This Google AI Tool Can Turn Your Research Into a ‘Podcast’
When it comes to Google’s AI tools, the first thing you might think about is the Gemini assistant app or some cool tricks you can do in Google Photos . However, Google has another powerful AI tool that is great for collecting and collating notes on any topic. It’s called NotebookLM .
The purpose of NotebookLM (LM, of course, stands for Language Model) is to help you make sense of what you’re researching. It will help you by creating summaries, answering questions about the documents you’ve collected, and connecting data points together where needed. As is typical with this type of AI, it is still considered an experimental feature and you will need to double-check anything it produces for hallucinations .
Still, it’s a potentially useful tool, and it has another new feature: audio reviews . Essentially, this feature allows you to create short podcasts using AI podcast hosts that summarize all the information you’ve collected. Whether you’re researching 19th-century literature or which new phone to buy, Audio Review will present it in a friendly and accessible way, and the results can be quite impressive.
You can access NotebookLM and the underlying Gemini models for free using your Google account. Try this with your own research notes and be prepared to be surprised by how natural the resulting clips sound.
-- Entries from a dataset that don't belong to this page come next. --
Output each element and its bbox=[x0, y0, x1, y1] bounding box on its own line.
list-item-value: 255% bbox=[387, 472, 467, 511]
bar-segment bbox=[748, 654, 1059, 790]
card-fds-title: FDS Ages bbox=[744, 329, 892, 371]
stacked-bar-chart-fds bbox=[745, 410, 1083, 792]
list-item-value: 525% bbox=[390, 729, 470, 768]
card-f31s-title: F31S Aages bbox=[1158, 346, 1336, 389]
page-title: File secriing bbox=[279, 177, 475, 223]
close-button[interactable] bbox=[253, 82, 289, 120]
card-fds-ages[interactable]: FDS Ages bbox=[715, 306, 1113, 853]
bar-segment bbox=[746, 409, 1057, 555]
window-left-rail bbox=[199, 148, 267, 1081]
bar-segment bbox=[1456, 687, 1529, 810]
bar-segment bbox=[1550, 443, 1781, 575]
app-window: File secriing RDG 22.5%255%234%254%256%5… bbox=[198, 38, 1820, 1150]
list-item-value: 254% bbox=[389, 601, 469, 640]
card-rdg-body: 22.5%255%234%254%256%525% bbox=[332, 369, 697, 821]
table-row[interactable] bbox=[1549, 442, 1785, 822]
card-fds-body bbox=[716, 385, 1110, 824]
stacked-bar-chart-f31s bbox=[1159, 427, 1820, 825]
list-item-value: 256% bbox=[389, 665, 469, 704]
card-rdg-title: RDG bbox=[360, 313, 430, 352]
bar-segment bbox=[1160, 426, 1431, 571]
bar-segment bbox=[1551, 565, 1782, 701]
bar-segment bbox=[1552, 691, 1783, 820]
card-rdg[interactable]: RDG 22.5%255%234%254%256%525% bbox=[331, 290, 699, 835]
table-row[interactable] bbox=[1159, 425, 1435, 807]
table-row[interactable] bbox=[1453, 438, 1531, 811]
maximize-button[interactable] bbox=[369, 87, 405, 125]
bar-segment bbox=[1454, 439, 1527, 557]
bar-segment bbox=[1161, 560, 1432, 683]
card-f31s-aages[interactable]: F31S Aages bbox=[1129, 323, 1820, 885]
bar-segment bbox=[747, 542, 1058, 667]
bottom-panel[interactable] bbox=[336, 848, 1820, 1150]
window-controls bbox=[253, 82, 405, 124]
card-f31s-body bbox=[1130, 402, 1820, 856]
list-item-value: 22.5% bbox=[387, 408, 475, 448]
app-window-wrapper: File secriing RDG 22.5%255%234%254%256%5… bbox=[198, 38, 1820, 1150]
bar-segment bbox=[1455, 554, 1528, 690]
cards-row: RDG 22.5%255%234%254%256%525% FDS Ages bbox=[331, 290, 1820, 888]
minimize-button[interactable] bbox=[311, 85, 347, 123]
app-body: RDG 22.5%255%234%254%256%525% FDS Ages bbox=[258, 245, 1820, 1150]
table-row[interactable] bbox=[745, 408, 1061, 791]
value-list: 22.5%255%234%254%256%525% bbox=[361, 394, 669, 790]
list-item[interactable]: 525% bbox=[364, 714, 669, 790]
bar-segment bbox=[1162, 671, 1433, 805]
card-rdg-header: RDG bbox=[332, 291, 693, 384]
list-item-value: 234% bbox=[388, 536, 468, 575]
Getting started with NotebookLM
If you’re new to NotebookLM, you can sign in to your Google account to get started. You’ll see some example projects (called notebooks) that you can play with. Open, for example, “The Invention of the Light Bulb ” and try asking the AI questions about the work of Joseph Swan, Thomas Edison and others.
The Q&A routine will be familiar if you’ve used something like ChatGPT, Gemini or Copilot, but here the training data used for the model is only the sources you’ve loaded into your notebook, not the wider net. However, you can point NotebookLM to web links, and also add plain text, PDFs, Google Docs, and Google Slides (each notebook can have up to 50 sources).
To start building your own notebook, click the NotebookLM header (top left), then select New Notebook . You will be prompted to start adding sources to a new notebook; you can upload documents from your computer, select them from Google Drive, point NotebookLM to web links, and paste text from the clipboard. You can add additional sources later by clicking the + (plus) button next to “Sources” in the left pane.
Once you start adding sources, NotebookLM will begin to summarize them and then suggest questions you might want to ask. You can click on individual sources to view them individually, and follow the on-screen links to create an FAQ, study guide, table of contents, timeline, or reference document for everything you’ve collected.
Creating an Audio Review
For the purposes of this guide, I have downloaded a PDF of recent research on how smartphone apps can be developed to measure blood pressure without using a cuff. I’ve also included the accompanying press release as a web link to give NotebookLM a little more material to work with.
Right off the bat, the AI-proposed question suggests how the app uses existing smartphone technology, what the potential benefits might be, and what the challenges of developing this technology are—and overall, NotebookLM provided answers that made sense and were accurate. based on the material provided. (When you use the app, the answers you receive are accompanied by citations that take you back to the sources of that information.)
To create a podcast (or audio review), you’ll need to open the notepad guide (the link will be on the right if you’re on the chat screen) and then click “Create” on the right. There are currently no settings for you to play with – you get the same two podcast hosts, one male voice and one female voice, speaking English every time. After a few minutes of thinking, the sound will start playing and you can also download the file if necessary.
Impressive, but not without reservations
In my test, Audio Review did an excellent job of summarizing the research on a blood pressure app with a high level of accuracy, creating what sounds like a natural podcast conversation between two people, although it missed some nuance and was a bit generic. in some places. As a technical demo and summary tool it’s really impressive, but if details really matter in your work, I wouldn’t rely entirely on AI at this stage.